Un caso a parte è il conto intestato a più persone, dove servono le firme di tutti i cointestatari secondo le regole di firma: vale la pena rileggere come funzionano poteri e limiti su un conto cointestato prima di avviare la pratica.
Quando conviene davvero
Conviene quando il risparmio annuo supera stabilmente il fastidio dell’operazione, quindi tipicamente sopra il centinaio di euro l’anno, oppure quando il servizio è diventato inadeguato. Conviene anche quando la banca è stata assorbita da un altro gruppo e le condizioni sono cambiate in peggio, situazione sempre più frequente e che abbiamo analizzato spiegando cosa cambia per il cliente quando la propria banca viene acquisita.

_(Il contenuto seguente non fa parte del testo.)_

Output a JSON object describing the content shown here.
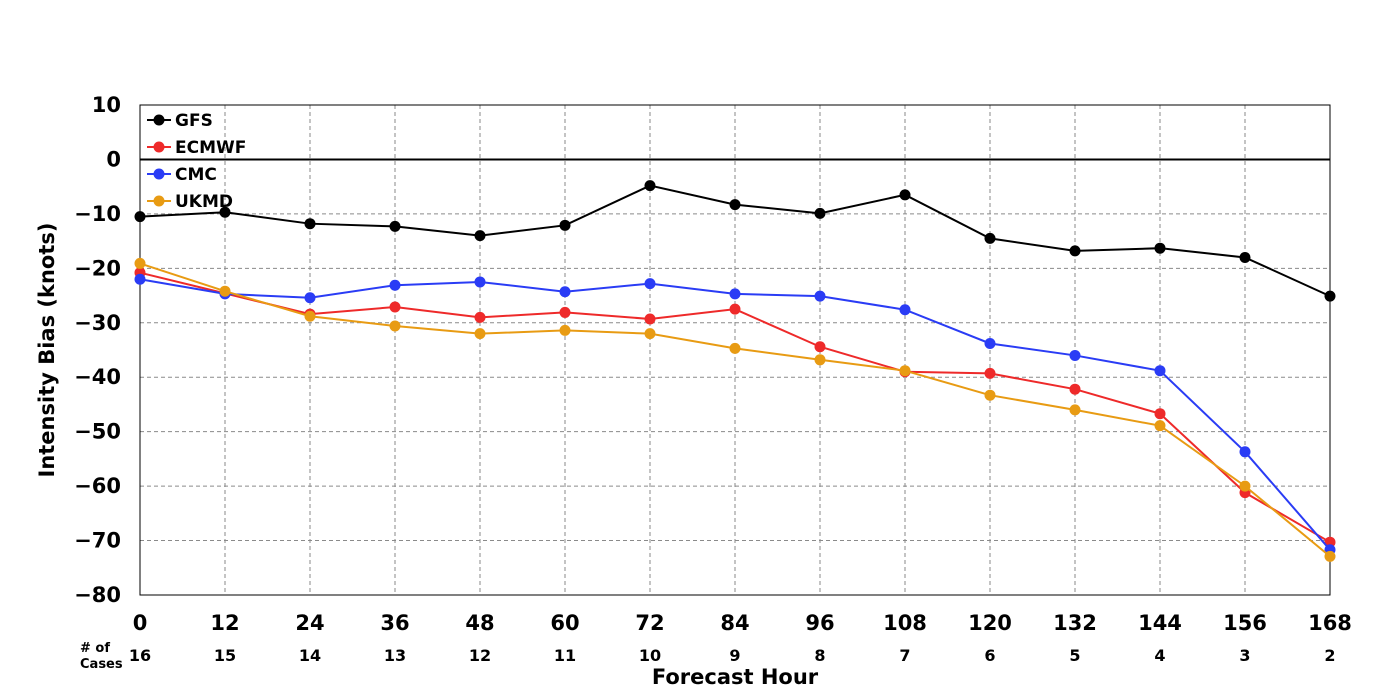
{
  "chart_data": {
    "type": "line",
    "title": "",
    "xlabel": "Forecast Hour",
    "ylabel": "Intensity Bias (knots)",
    "x": [
      0,
      12,
      24,
      36,
      48,
      60,
      72,
      84,
      96,
      108,
      120,
      132,
      144,
      156,
      168
    ],
    "xticks": [
      "0",
      "12",
      "24",
      "36",
      "48",
      "60",
      "72",
      "84",
      "96",
      "108",
      "120",
      "132",
      "144",
      "156",
      "168"
    ],
    "ylim": [
      -80,
      10
    ],
    "yticks": [
      "10",
      "0",
      "−10",
      "−20",
      "−30",
      "−40",
      "−50",
      "−60",
      "−70",
      "−80"
    ],
    "ytick_values": [
      10,
      0,
      -10,
      -20,
      -30,
      -40,
      -50,
      -60,
      -70,
      -80
    ],
    "grid": true,
    "zero_line": true,
    "legend_position": "top-left",
    "cases_label": [
      "# of",
      "Cases"
    ],
    "cases": [
      "16",
      "15",
      "14",
      "13",
      "12",
      "11",
      "10",
      "9",
      "8",
      "7",
      "6",
      "5",
      "4",
      "3",
      "2"
    ],
    "series": [
      {
        "name": "GFS",
        "color": "#000000",
        "values": [
          -10.5,
          -9.7,
          -11.8,
          -12.3,
          -14.0,
          -12.1,
          -4.8,
          -8.3,
          -9.9,
          -6.5,
          -14.5,
          -16.8,
          -16.3,
          -18.0,
          -25.1
        ]
      },
      {
        "name": "ECMWF",
        "color": "#ee2a2a",
        "values": [
          -20.8,
          -24.6,
          -28.4,
          -27.1,
          -29.0,
          -28.1,
          -29.3,
          -27.5,
          -34.4,
          -39.0,
          -39.3,
          -42.2,
          -46.7,
          -61.2,
          -70.3
        ]
      },
      {
        "name": "CMC",
        "color": "#2a3cf5",
        "values": [
          -22.0,
          -24.7,
          -25.4,
          -23.1,
          -22.5,
          -24.3,
          -22.8,
          -24.7,
          -25.1,
          -27.6,
          -33.8,
          -36.0,
          -38.8,
          -53.7,
          -71.7
        ]
      },
      {
        "name": "UKMD",
        "color": "#e89b13",
        "values": [
          -19.1,
          -24.2,
          -28.8,
          -30.6,
          -32.0,
          -31.4,
          -32.0,
          -34.7,
          -36.8,
          -38.8,
          -43.3,
          -46.0,
          -48.9,
          -60.0,
          -72.9
        ]
      }
    ]
  }
}
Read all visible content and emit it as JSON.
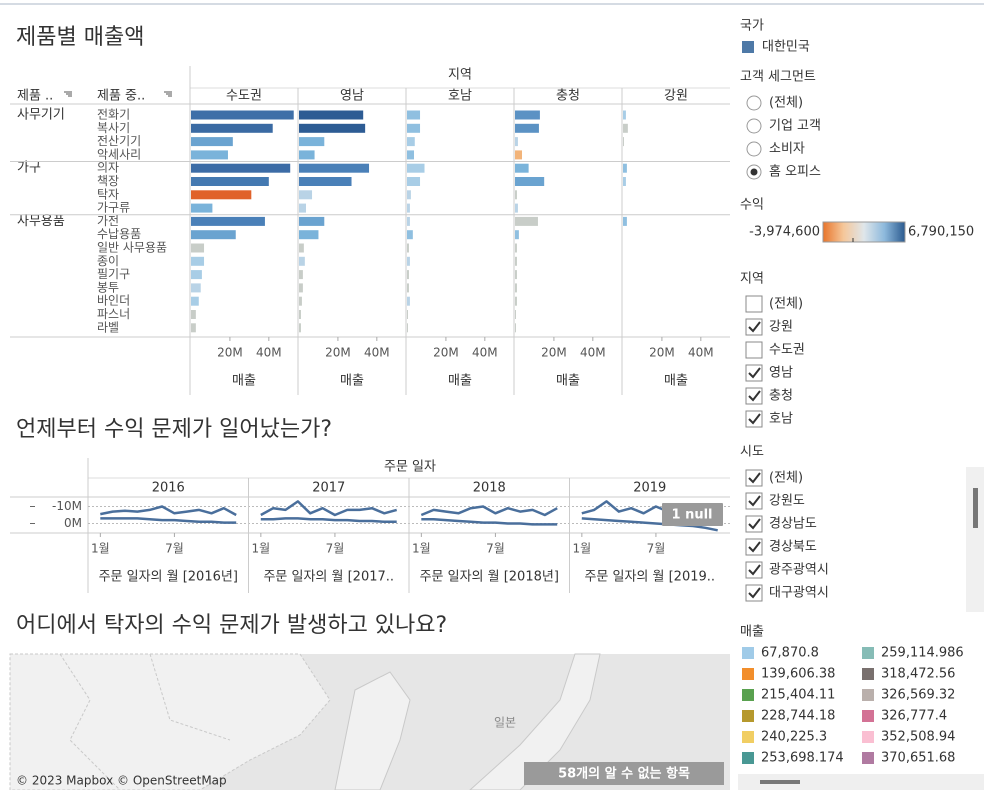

Non conviene, invece, se si è appena ottenuto un finanziamento a condizioni legate alla relazione con quell’istituto: in quel caso il conto è parte del pacchetto, e spostarlo può far decadere sconti che valgono più del canone risparmiato.
Contenuti a fini informativi e formativi. Non costituiscono consigli finanziari né consulenza: ogni decisione resta sotto la responsabilità del lettore.